Legislators aren’t likely to do that. But even if they did, Gov. Gretchen Whitmer, a Democrat, could certify a separate, pro-Biden slate of electors. It would then be up to Congress to choose between the two slates, and election lawyers say federal law would favor the governor’s, including if Congress deadlocked. Congress could also, in theory, toss out Michigan’s electoral votes altogether — in which case Biden would still win the Electoral College.
Tuesday, Nov. 24: Minnesota, North Carolina, Ohio
This is the certification deadline for Minnesota, North Carolina and Ohio, none of which are expected to be contentious. Biden won Minnesota; Trump won North Carolina and Ohio.
Monday, Nov. 30: Arizona, Iowa, Nebraska
Arizona has to certify its results by this date, as do Iowa and Nebraska. Biden won Arizona, Trump won Iowa, and in Nebraska, Trump won statewide but Biden won one electoral vote in the state’s 2nd Congressional District.

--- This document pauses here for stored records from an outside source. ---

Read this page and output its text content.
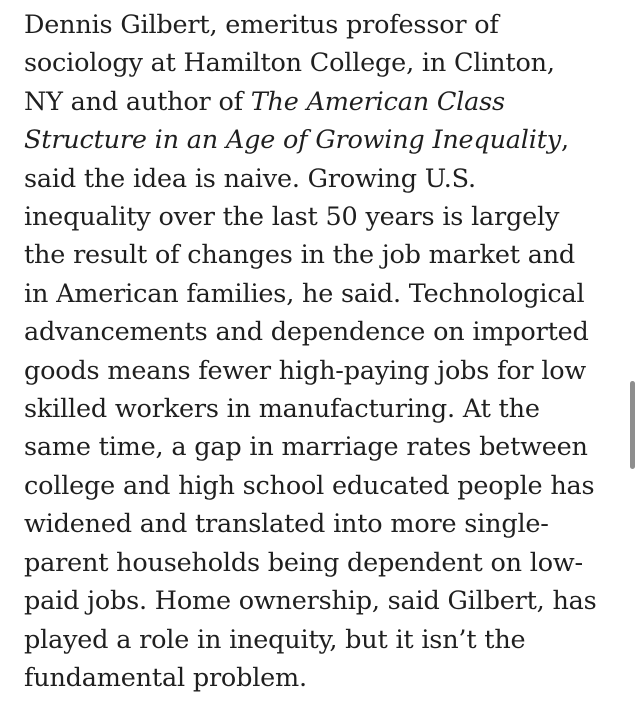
Dennis Gilbert, emeritus professor of
sociology at Hamilton College, in Clinton,
NY and author of The American Class
Structure in an Age of Growing Inequality,
said the idea is naive. Growing U.S.
inequality over the last 50 years is largely
the result of changes in the job market and
in American families, he said. Technological
advancements and dependence on imported
goods means fewer high-paying jobs for low
skilled workers in manufacturing. At the
same time, a gap in marriage rates between
college and high school educated people has
widened and translated into more single-
parent households being dependent on low-
paid jobs. Home ownership, said Gilbert, has
played a role in inequity, but it isn’t the
fundamental problem.
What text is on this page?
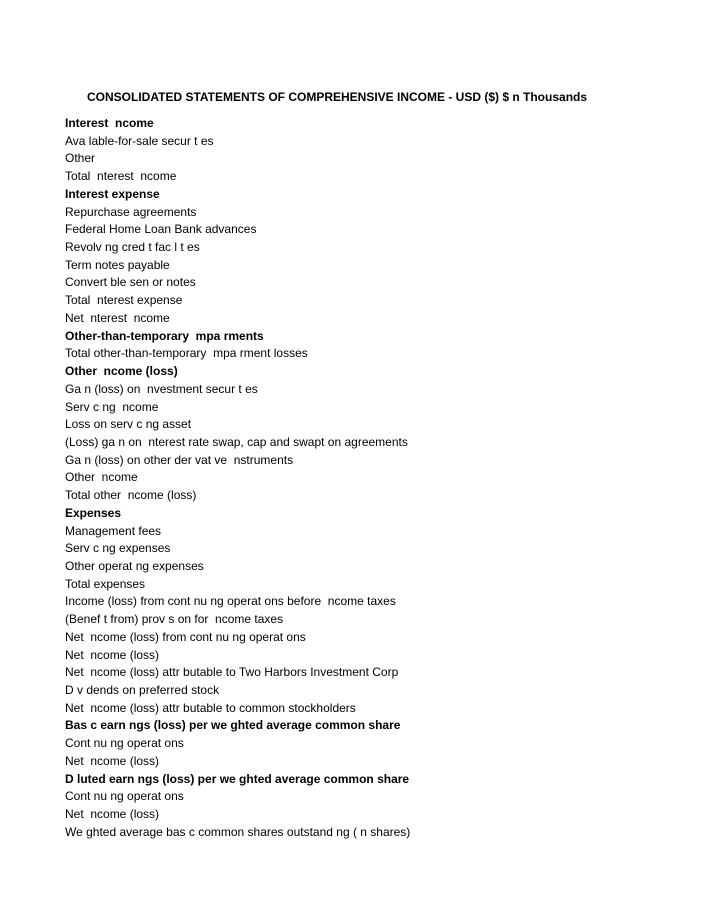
CONSOLIDATED STATEMENTS OF COMPREHENSIVE INCOME - USD ($) $ n Thousands
Interest  ncome
Ava lable-for-sale secur t es
Other
Total  nterest  ncome
Interest expense
Repurchase agreements
Federal Home Loan Bank advances
Revolv ng cred t fac l t es
Term notes payable
Convert ble sen or notes
Total  nterest expense
Net  nterest  ncome
Other-than-temporary  mpa rments
Total other-than-temporary  mpa rment losses
Other  ncome (loss)
Ga n (loss) on  nvestment secur t es
Serv c ng  ncome
Loss on serv c ng asset
(Loss) ga n on  nterest rate swap, cap and swapt on agreements
Ga n (loss) on other der vat ve  nstruments
Other  ncome
Total other  ncome (loss)
Expenses
Management fees
Serv c ng expenses
Other operat ng expenses
Total expenses
Income (loss) from cont nu ng operat ons before  ncome taxes
(Benef t from) prov s on for  ncome taxes
Net  ncome (loss) from cont nu ng operat ons
Net  ncome (loss)
Net  ncome (loss) attr butable to Two Harbors Investment Corp
D v dends on preferred stock
Net  ncome (loss) attr butable to common stockholders
Bas c earn ngs (loss) per we ghted average common share
Cont nu ng operat ons
Net  ncome (loss)
D luted earn ngs (loss) per we ghted average common share
Cont nu ng operat ons
Net  ncome (loss)
We ghted average bas c common shares outstand ng ( n shares)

The Arizona Republican Party asked a court to postpone certification in Maricopa County, which includes Phoenix, but a judge rejected the request Thursday.
Given this, counties are expected to certify on time and Katie Hobbs, the secretary of state and a Democrat, is expected to sign off on the final, statewide certification.
No disputes are expected in Iowa or Nebraska that could delay certification.
Tuesday, Dec. 1: Nevada, Wisconsin
This is the deadline for Nevada and Wisconsin, both of which Biden won, to certify their results.
In Nevada, the first step is for county commissioners to certify the results and send them to the secretary of state, who will present summaries to the Nevada Supreme Court. Ultimately, the governor will need to confirm the outcome. The Trump campaign has filed a lawsuit baselessly claiming that Trump actually won Nevada, and conservative groups are trying to nullify the results, but these claims are highly unlikely to lead anywhere.
Wisconsin has already completed county-level certification, but the Trump campaign is seeking a partial recount, which, if it proceeds, should be complete by the deadline and is not expected to alter the results significantly. Once the recount is completed, the Wisconsin Elections Commission will meet to certify the results statewide.
Tuesday, Dec. 8
This is a key date in the democratic process: If states resolve all disputes and certify their results by Dec. 8, the results should be insulated from further legal challenges, ensuring that states won by Biden will send Biden delegates to the Electoral College.
The certification processes leading up to this date vary from state to state, but the final step is the same everywhere under federal law: The governor of each state must compile the certified results and send them to Congress, along with the names of the state’s Electoral College delegates.
Monday, Dec. 14
Electors will meet on Dec. 14 in their respective states and cast their votes. This vote is, constitutionally, what determines the next president.
Biden has 306 electoral votes to Trump’s 232. Many states formally require their electors to vote for the candidate they pledged to vote for, generally the winner of the state’s popular vote. Historically, rogue electors have been few and far between, and have never altered the outcome.
Wednesday, Jan. 6
Congress is ultimately responsible for counting and certifying the votes cast by the Electoral College, and it is scheduled to do so on Jan. 6.
If there are still disputes at this point — if Republican legislators in a state were to appoint a pro-Trump Electoral College slate in opposition to voters’ will, for instance, and the Democratic governor of the state were to appoint a pro-Biden slate — it would be Congress’ job to resolve them. Election law experts say that under federal statute, the governor’s slate should be favored.
Wednesday, Jan. 20
Biden will be sworn in as the 46th president of the United States.